Atticus makes Jem read to Mrs. Dubose so he will understand the meaning of real courage, because Mrs. Dubose is very ill and is trying to die without morphine.
After Jem ruins Mrs. Dubose’s flowers, Atticus makes him go to apologize although Scout is sure that he will be murdered with a Civil War relic.
Scout is angry at Atticus for sending Jim to Mrs. Dubose. Atticus explains that the summer is going to be difficult for them, and tells her that she will understand when she is older.
[When] you and Jem are grown, maybe you'll look back on this with some compassion and some feeling that I didn't let you down. (ch 11)
Atticus knows that Mrs. Dubose is only the beginning. The children are going to have to face ridicule from both adults and children over Atticus’s defending Tom Robinson. He wants the children to learn courage, and he thinks that Mrs. Dubose is a good example of it.

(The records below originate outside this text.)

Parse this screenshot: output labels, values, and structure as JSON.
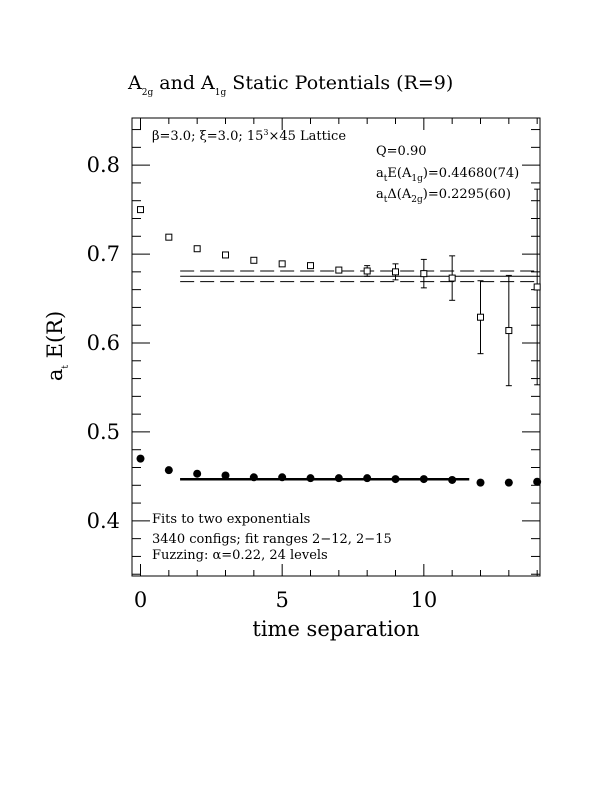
{
  "chart_data": {
    "type": "scatter",
    "title": {
      "a": "A",
      "a_sub": "2g",
      "mid": " and A",
      "b_sub": "1g",
      "rest": " Static Potentials (R=9)"
    },
    "xlabel": "time separation",
    "ylabel": {
      "pre": "a",
      "sub": "t",
      "post": " E(R)"
    },
    "xlim": [
      -0.3,
      14.1
    ],
    "ylim": [
      0.338,
      0.853
    ],
    "x_ticks": [
      0,
      5,
      10
    ],
    "y_ticks": [
      0.4,
      0.5,
      0.6,
      0.7,
      0.8
    ],
    "y_tick_labels": [
      "0.4",
      "0.5",
      "0.6",
      "0.7",
      "0.8"
    ],
    "x_tick_labels": [
      "0",
      "5",
      "10"
    ],
    "annotations": {
      "lattice": {
        "beta": "β=3.0; ",
        "xi": "ξ=3.0; 15",
        "sup": "3",
        "rest": "×45 Lattice"
      },
      "q": "Q=0.90",
      "energy": {
        "pre": "a",
        "sub1": "t",
        "mid": "E(A",
        "sub2": "1g",
        "post": ")=0.44680(74)"
      },
      "gap": {
        "pre": "a",
        "sub1": "t",
        "mid": "Δ(A",
        "sub2": "2g",
        "post": ")=0.2295(60)"
      },
      "fits": "Fits to two exponentials",
      "configs": "3440 configs; fit ranges 2−12, 2−15",
      "fuzzing": "Fuzzing: α=0.22, 24 levels"
    },
    "series": [
      {
        "marker": "open-square",
        "x": [
          0,
          1,
          2,
          3,
          4,
          5,
          6,
          7,
          8,
          9,
          10,
          11,
          12,
          13,
          14
        ],
        "y": [
          0.75,
          0.719,
          0.706,
          0.699,
          0.693,
          0.689,
          0.687,
          0.682,
          0.681,
          0.68,
          0.678,
          0.673,
          0.629,
          0.614,
          0.663
        ],
        "err": [
          0.002,
          0.002,
          0.002,
          0.002,
          0.002,
          0.002,
          0.003,
          0.003,
          0.006,
          0.009,
          0.016,
          0.025,
          0.041,
          0.062,
          0.11
        ]
      },
      {
        "marker": "filled-circle",
        "x": [
          0,
          1,
          2,
          3,
          4,
          5,
          6,
          7,
          8,
          9,
          10,
          11,
          12,
          13,
          14
        ],
        "y": [
          0.47,
          0.457,
          0.453,
          0.451,
          0.449,
          0.449,
          0.448,
          0.448,
          0.448,
          0.447,
          0.447,
          0.446,
          0.443,
          0.443,
          0.444
        ],
        "err": [
          0.001,
          0.001,
          0.001,
          0.001,
          0.001,
          0.001,
          0.001,
          0.001,
          0.001,
          0.001,
          0.001,
          0.001,
          0.001,
          0.001,
          0.001
        ]
      }
    ],
    "fits": [
      {
        "style": "solid",
        "x_range": [
          1.4,
          14.1
        ],
        "y": 0.675
      },
      {
        "style": "dashed",
        "x_range": [
          1.4,
          14.1
        ],
        "y": 0.681
      },
      {
        "style": "dashed",
        "x_range": [
          1.4,
          14.1
        ],
        "y": 0.669
      },
      {
        "style": "solid-thick",
        "x_range": [
          1.4,
          11.6
        ],
        "y": 0.4468
      },
      {
        "style": "dashed",
        "x_range": [
          1.4,
          11.6
        ],
        "y": 0.4475
      },
      {
        "style": "dashed",
        "x_range": [
          1.4,
          11.6
        ],
        "y": 0.4461
      }
    ]
  }
}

I wanted you to see something about her- I wanted you to see what real courage is, instead of getting the idea that courage is a man with a gun in his hand. (ch 11)
Atticus wants Jem—and Scout—to realize that courage is more than bravery in the face of danger. Courage is when you have a difficult situation and you still try anyway. Courage is not giving up. He is trying to show them this lesson with his trial.